A procedural move by Republican leaders blocked that and all other health budget amendments, and Petersen said the Senate Oversight Committee refused to hold a meeting on this issue.
Legislation to change how decisions about lawsuits against the state are made
Petersen is working on a proposal to change the law that allows the governor to decide whether or not to appeal judgments against the state.
The proposal follows Republican Gov. Kim Reynolds’ recent decision to appeal a verdict against the state in a costly discrimination lawsuit that has lasted seven years. Other high-profile discrimination and harassment settlements in the past few years have cost the state millions.
Petersen said it might be better to require the approval of the state Executive Council, which is a five-person panel that includes the governor and other top state officials.
“We’ve been hearing from Iowans about the craziness, the amount of money they are having to pay in judgments and settlements for mismanagement in state government,” Petersen said. “So we’re trying to look for ways to make sure that government is more accountable to taxpayers.”
Petersen’s proposal would likely face a tough path in the legislature because state government is controlled by Republicans.
A spokesman for Reynolds did not return a request for comment. But Reynolds recently told reporters she thought her decision to appeal a discrimination verdict against former Gov. Terry Branstad could save taxpayer dollars if the state wins.
Petersen talks Senate Democrat priorities for 2020
The 2020 Iowa legislative session is scheduled to start January 13. Petersen is heading into another year of leading the minority party, which gets very little say in setting the lawmaking agenda.

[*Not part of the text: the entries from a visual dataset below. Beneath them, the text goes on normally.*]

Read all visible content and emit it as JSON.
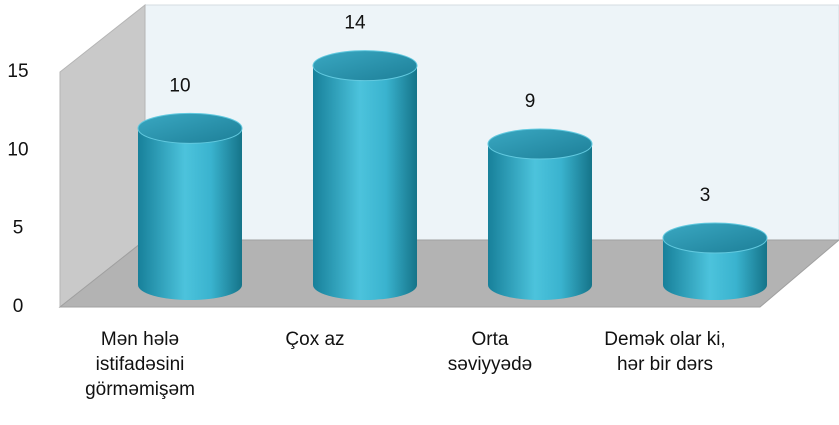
{
  "chart_data": {
    "type": "bar3d",
    "categories": [
      "Mən hələ\nistifadəsini\ngörməmişəm",
      "Çox az",
      "Orta\nsəviyyədə",
      "Demək olar ki,\nhər bir dərs"
    ],
    "values": [
      10,
      14,
      9,
      3
    ],
    "color": "#2ea6c4",
    "ylim": [
      0,
      15
    ],
    "yticks": [
      0,
      5,
      10,
      15
    ]
  }
}
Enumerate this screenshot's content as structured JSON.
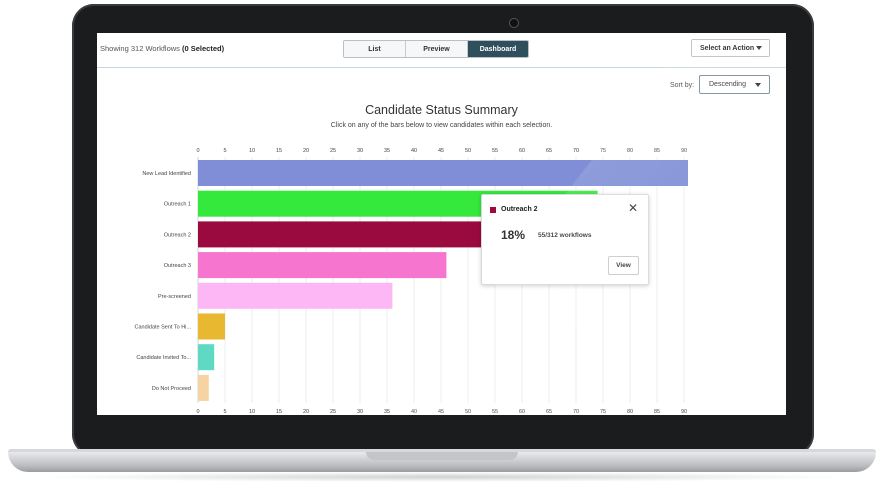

Petersen said she hopes to work with the Republican majority on things like putting stable funding into mental health services, developing the state’s workforce, finding affordable housing solutions, and preventing youth vaping.

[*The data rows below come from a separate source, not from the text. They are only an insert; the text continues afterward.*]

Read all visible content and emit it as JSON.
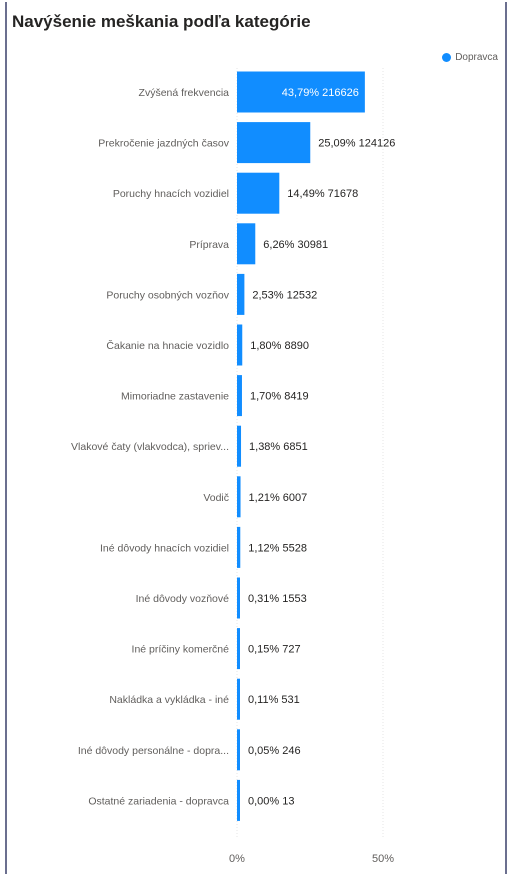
{
  "title": "Navýšenie meškania podľa kategórie",
  "legend": {
    "label": "Dopravca",
    "color": "#118DFF"
  },
  "chart_data": {
    "type": "bar",
    "orientation": "horizontal",
    "title": "Navýšenie meškania podľa kategórie",
    "xlabel": "",
    "ylabel": "",
    "xlim": [
      0,
      100
    ],
    "x_ticks": [
      "0%",
      "50%"
    ],
    "grid": true,
    "legend_position": "top-right",
    "categories": [
      "Zvýšená frekvencia",
      "Prekročenie jazdných časov",
      "Poruchy hnacích vozidiel",
      "Príprava",
      "Poruchy osobných vozňov",
      "Čakanie na hnacie vozidlo",
      "Mimoriadne zastavenie",
      "Vlakové čaty (vlakvodca), spriev...",
      "Vodič",
      "Iné dôvody hnacích vozidiel",
      "Iné dôvody vozňové",
      "Iné príčiny komerčné",
      "Nakládka a vykládka - iné",
      "Iné dôvody personálne - dopra...",
      "Ostatné zariadenia - dopravca"
    ],
    "series": [
      {
        "name": "Dopravca",
        "color": "#118DFF",
        "values": [
          43.79,
          25.09,
          14.49,
          6.26,
          2.53,
          1.8,
          1.7,
          1.38,
          1.21,
          1.12,
          0.31,
          0.15,
          0.11,
          0.05,
          0.0
        ],
        "counts": [
          216626,
          124126,
          71678,
          30981,
          12532,
          8890,
          8419,
          6851,
          6007,
          5528,
          1553,
          727,
          531,
          246,
          13
        ],
        "labels": [
          "43,79% 216626",
          "25,09% 124126",
          "14,49% 71678",
          "6,26% 30981",
          "2,53% 12532",
          "1,80% 8890",
          "1,70% 8419",
          "1,38% 6851",
          "1,21% 6007",
          "1,12% 5528",
          "0,31% 1553",
          "0,15% 727",
          "0,11% 531",
          "0,05% 246",
          "0,00% 13"
        ]
      }
    ]
  }
}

She said Senate Democrats would also like to work together on some issues where there is less agreement between the two parties, including dealing with maternal health gaps and privatized management of Medicaid.
“We’ll continue to call attention to the issues that we think are impacting Iowans, from providers still not being paid on time, to the alarming number of labor and delivery units that have closed down,” Petersen said.
As top Republicans tout a $289 million budget surplus and discuss possible changes to income and property tax laws, Petersen said Senate Democrats want to get “back to funding our basics.”
“I really believe the surplus money won’t go very far,” Petersen said. “We have the Medicaid privatization mess that’s not fully covered, and we have concerns with our public education system and making sure we’re fully funding that as well.”
Petersen added those concerns should be addressed before lawmakers “continue to tinker with our tax code.”
Republican leaders say the state’s privatized Medicaid management has been improving, and that they’ve been funding public education at historic levels.
Senate Majority Leader Jack Whitver, R-Ankeny, said Friday on Iowa Public Television’s “Iowa Press” that he is considering a one-cent sales tax increase. Three-eighths of one cent would fund water quality and outdoor recreation through a voter-approved trust fund, and the rest would likely fund income tax cuts.
Whitver also said he would look at restructuring other natural resource protection programs, too, because “a lot has changed in 10 years” since lawmakers decided how Iowa’s Water and Land Legacy (IWILL) funding would be distributed.
Petersen said “it would be nice” to be included in those discussions.
“I think that you’ll see that Democrats have concerns about pursuing regressive taxes and that we want to make sure that our tax code is fair for Iowans, especially those Iowans that are living paycheck to paycheck,” Petersen said.
She added Democrats are also concerned about possible changes to the IWILL funding formula, and that Iowans concerned about water quality and natural resource protection should “have their antennas focused on programs that they care deeply about.”